Exchanging Fear
As a little girl my dad used to always say,
“It’s better to shoot for the moon and only reach the ceiling than to shoot for the ceiling and never get off the ground.”
Shooting for the moon is scary. It takes guts. It requires vulnerability. It amplifies that little tiny voice that says what if. What if I can’t. What if I’m not good enough. What if I make a mistake? What if people think I’m crazy. What if I am hurt or rejected? What if I’m not as capable as I’ve pretended to be?
I was in the middle of a big mess. I put myself there. I constantly questioned myself. Devalued myself. Made bad decisions. Stayed in bad relationships. Constantly running from the path my heart was drawing me toward because of fear. And there I was, after all of that running, the very thing I tried so hard to avoid becoming. A failure. Again.
I was unhappy. I was unfulfilled. I felt defeated. I don’t mean to say my life was bad. It wasn’t. But, I felt like the joy had been sucked right out of me. My life felt heavy.
I wanted to be happy. Not just happy, happy, but blissfully, unapologetically, crazy-amazing happy. What was I waiting for?
“In order to draw a limit to thinking, we should have to think both sides of this limit.” - Ludwig Wittgenstein
It seemed impossible to see both sides. Fear creates an impressive blind-spot. It was easier for me to limit myself because it was too difficult to see the big picture in the middle of a big mess. I didn’t even care about the big picture anymore. Oh, I said that I did. I had big plans. The confident, capable person always at the top of her game and in charge of her future was actually sabotaging her happiness in favor of holding on to fear.

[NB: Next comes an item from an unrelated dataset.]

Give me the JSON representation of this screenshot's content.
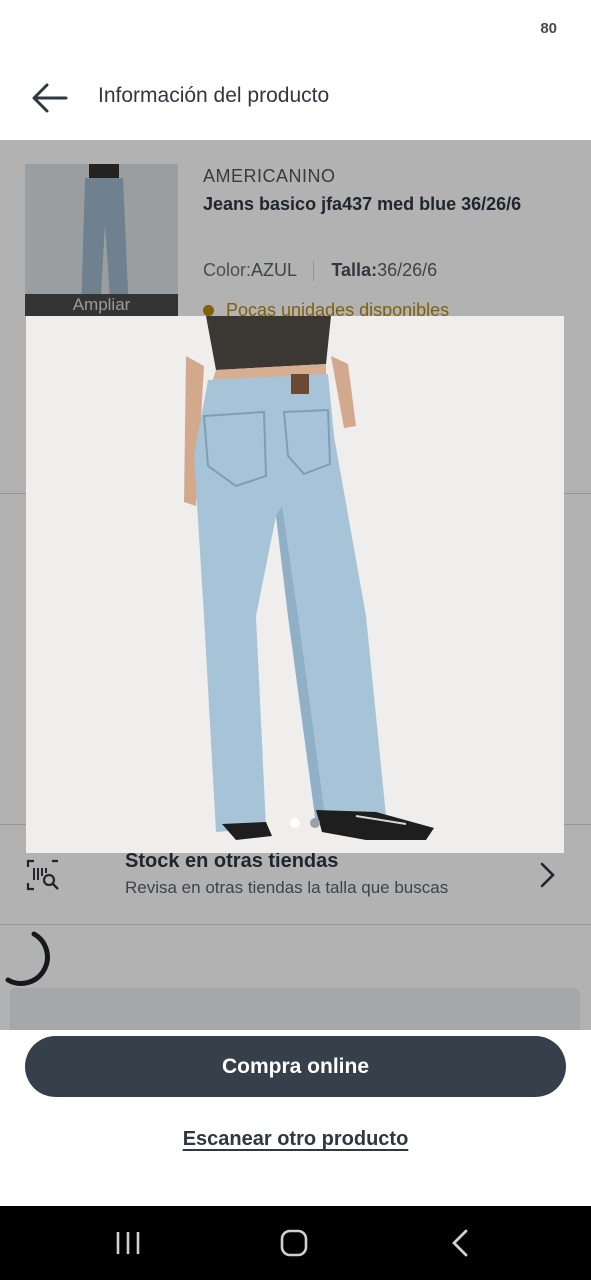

So, after a choosing to learn the hard way, a lot of resistance, and a lot of tears
I am giving myself permission to fail.
It hasn’t been an easy process. I struggle every day to maintain focus. I try not to anticipate failure and I’ve changed the way I measure success. It is still a daily battle not only believe in myself, but to believe that failure is not the big disappointment it once seemed and that someone else’s definition of success doesn’t matter to me. Sometimes it’s easier than others.
I am discovering who I am, what I am capable of, and learning that mistakes are a valuable part of this journey. Every moment is an opportunity - not just the “big decision” moments. Every moment. I am choosing experience over failure. I am choosing happiness over fear.